What Is Artificial Turf?
Synthetic or artificial turf is a multi-layer product used as a surface on athletic playing fields, playgrounds, golf courses, and residential lawns. It typically consists of:
- A top layer of fibers usually made from usually nylon, polypropylene, polyethylene designed to mimic natural grass blades.
- Infill to provide cushioning and serve as a base for the blades.
- A backing layer to which the blades are sewn.
- A drainage layer.
- Additional padding layers in some applications.
What Health Risks Are Associated With Play on Artificial Turf?
Chemicals known to be carcinogenic such as heavy metals, volatile organic compounds (e.g. benzene), polycyclic aromatic hydrocarbons, and 1,3-butadiene have been detected in turf infill made from recycled tires. Further study is needed to characterize the complete chemical composition of infill made from materials other than tires.
Exposure can happen through:
Inhalation of chemicals and particles
Dermal contact and absorption through the skin or open wounds
Ingestion of turf infill particles
Exposure levels are affected by weather conditions, temperature, and type of activity (i.e. physical impact on the turf itself and ventilation rate of the individual).

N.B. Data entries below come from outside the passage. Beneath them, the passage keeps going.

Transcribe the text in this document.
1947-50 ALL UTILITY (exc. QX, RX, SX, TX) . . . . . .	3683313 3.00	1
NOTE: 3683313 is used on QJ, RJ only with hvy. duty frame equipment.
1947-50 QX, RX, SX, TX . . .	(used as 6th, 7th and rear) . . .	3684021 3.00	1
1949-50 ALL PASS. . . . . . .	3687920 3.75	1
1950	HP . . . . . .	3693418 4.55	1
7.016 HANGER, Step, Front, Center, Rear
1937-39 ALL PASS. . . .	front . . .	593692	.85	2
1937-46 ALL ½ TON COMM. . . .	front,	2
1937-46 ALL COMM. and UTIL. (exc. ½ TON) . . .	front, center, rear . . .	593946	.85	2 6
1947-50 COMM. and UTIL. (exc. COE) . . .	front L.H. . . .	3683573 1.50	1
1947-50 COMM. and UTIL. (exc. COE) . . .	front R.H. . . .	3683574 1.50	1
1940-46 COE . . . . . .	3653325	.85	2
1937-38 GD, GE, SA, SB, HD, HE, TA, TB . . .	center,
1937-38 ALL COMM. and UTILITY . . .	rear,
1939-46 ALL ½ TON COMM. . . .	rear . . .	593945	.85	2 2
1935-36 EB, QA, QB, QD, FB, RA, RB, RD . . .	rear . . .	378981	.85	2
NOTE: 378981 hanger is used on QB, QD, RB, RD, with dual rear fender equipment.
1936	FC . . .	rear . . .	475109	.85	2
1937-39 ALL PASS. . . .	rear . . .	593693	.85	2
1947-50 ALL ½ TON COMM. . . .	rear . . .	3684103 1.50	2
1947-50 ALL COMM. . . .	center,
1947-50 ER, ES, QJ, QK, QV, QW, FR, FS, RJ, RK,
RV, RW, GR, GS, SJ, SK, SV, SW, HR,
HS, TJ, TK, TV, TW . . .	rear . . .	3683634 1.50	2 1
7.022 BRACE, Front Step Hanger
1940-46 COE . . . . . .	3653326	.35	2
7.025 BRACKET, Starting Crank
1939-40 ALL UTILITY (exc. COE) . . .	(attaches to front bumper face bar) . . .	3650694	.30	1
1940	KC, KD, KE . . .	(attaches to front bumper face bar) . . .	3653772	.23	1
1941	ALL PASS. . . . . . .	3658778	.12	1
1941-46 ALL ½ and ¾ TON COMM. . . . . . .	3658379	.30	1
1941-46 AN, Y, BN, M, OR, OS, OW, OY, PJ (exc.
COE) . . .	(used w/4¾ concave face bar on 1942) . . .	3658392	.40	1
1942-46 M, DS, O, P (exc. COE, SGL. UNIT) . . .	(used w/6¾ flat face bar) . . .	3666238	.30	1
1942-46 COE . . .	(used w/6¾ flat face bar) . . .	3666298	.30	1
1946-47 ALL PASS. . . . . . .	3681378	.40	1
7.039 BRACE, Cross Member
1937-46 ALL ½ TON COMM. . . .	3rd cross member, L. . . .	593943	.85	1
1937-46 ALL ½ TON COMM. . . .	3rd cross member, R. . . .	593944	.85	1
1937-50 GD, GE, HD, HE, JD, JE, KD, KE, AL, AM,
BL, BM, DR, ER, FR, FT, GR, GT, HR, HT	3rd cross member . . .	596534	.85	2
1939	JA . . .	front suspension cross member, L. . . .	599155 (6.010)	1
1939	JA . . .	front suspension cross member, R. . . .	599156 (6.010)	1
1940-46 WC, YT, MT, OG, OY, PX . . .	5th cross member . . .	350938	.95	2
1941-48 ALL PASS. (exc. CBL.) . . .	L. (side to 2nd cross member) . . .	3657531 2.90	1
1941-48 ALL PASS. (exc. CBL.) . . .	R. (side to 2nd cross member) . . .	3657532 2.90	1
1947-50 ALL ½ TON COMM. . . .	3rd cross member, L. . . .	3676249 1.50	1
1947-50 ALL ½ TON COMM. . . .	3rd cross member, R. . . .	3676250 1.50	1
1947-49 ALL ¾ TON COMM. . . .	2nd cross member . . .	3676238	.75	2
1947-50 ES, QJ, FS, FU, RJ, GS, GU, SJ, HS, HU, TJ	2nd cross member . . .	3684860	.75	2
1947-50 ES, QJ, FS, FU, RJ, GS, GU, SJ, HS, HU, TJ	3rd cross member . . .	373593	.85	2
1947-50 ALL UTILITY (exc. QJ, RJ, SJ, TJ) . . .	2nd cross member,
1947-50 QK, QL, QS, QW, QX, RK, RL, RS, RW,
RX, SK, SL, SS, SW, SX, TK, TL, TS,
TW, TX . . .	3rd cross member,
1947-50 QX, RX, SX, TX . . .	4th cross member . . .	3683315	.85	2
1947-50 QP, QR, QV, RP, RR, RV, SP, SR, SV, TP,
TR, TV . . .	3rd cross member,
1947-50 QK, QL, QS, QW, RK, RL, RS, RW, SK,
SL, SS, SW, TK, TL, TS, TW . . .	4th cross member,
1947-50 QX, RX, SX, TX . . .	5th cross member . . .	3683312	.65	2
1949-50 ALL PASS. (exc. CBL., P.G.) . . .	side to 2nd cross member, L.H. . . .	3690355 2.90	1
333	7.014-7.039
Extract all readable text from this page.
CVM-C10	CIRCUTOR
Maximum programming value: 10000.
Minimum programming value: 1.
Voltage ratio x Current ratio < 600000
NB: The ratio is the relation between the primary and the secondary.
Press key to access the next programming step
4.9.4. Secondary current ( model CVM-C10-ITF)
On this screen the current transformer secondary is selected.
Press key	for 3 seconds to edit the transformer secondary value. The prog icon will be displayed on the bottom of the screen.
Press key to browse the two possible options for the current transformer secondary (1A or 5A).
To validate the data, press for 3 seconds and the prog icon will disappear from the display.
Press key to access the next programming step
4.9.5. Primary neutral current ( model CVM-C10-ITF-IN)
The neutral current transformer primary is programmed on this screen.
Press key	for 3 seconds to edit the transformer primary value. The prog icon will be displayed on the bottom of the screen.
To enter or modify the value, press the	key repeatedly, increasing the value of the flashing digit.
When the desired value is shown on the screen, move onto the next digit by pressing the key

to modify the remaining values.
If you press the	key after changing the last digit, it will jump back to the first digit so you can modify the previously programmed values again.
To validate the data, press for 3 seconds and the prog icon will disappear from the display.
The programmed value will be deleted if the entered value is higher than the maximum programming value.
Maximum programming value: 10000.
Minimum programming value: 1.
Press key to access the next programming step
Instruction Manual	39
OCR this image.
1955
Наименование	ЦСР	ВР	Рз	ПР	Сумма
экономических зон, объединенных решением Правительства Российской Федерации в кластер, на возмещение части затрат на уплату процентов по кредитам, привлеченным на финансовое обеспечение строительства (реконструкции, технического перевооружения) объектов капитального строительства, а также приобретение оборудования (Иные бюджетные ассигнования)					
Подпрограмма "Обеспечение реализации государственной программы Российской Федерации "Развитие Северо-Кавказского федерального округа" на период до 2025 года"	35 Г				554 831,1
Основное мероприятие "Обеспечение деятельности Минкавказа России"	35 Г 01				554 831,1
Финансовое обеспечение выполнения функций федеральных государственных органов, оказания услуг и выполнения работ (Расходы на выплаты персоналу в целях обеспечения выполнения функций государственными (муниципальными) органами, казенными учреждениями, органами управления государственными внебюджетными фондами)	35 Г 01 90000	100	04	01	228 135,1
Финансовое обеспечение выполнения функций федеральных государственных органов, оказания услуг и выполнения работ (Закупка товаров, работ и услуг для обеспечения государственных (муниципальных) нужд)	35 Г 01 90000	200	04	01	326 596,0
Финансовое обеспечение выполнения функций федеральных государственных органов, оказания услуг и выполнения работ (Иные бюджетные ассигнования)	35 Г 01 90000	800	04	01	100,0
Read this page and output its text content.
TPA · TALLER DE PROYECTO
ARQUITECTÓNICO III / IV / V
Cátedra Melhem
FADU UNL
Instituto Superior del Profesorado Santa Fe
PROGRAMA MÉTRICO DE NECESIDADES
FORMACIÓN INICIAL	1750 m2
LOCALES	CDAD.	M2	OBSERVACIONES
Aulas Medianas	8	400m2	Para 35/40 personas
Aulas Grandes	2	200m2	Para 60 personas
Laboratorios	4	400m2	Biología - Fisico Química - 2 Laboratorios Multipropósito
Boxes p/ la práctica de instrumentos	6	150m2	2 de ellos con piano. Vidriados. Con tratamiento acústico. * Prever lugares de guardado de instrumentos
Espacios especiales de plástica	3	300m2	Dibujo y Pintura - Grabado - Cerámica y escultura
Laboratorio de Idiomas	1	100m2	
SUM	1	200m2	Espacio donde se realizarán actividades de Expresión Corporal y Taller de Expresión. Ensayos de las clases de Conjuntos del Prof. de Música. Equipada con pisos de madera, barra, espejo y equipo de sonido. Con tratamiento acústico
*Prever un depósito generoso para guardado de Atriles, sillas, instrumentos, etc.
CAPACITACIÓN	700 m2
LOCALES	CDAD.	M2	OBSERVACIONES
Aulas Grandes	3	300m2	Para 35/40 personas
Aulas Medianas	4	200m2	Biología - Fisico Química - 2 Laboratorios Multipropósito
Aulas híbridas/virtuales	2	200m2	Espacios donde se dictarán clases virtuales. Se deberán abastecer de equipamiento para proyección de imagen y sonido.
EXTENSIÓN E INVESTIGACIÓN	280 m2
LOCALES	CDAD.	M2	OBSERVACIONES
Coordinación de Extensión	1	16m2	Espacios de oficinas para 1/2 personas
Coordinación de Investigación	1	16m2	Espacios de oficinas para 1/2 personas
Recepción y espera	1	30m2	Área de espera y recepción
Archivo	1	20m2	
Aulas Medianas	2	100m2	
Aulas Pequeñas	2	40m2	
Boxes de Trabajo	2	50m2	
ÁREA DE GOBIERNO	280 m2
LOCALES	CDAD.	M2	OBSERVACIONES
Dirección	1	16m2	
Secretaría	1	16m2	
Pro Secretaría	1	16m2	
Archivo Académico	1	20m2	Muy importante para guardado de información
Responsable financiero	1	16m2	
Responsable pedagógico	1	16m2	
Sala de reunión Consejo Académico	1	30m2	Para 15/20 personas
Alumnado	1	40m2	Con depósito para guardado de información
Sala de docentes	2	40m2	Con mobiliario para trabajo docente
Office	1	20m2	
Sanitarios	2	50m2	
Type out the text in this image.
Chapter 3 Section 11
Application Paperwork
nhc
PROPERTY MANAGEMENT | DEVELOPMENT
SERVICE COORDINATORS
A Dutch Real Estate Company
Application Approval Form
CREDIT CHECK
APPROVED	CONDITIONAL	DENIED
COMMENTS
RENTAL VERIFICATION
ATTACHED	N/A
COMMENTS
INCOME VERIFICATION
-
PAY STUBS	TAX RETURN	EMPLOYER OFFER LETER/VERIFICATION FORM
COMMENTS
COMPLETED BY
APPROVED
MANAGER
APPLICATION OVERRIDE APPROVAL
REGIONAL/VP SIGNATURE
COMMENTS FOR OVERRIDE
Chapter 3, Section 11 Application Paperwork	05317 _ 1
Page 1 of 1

- Heat: Because synthetic turf is typically dark and does not vaporize water, surface temperatures can get up to 60 degrees higher than natural grass and have been measured as high as 160 degrees on a summer day.
- Latex allergy: synthetic rubber contains latex in relatively low concentration; individuals with latex allergy should be warned about possible allergic reactions
- Contact injuries: Athletes playing on turf fields have been shown to have more abrasions or “turf burns,” which in turn can harbor infection. Artificial turf may increase the rate of contact injuries such as knee injuries and concussions, however data is conflicting.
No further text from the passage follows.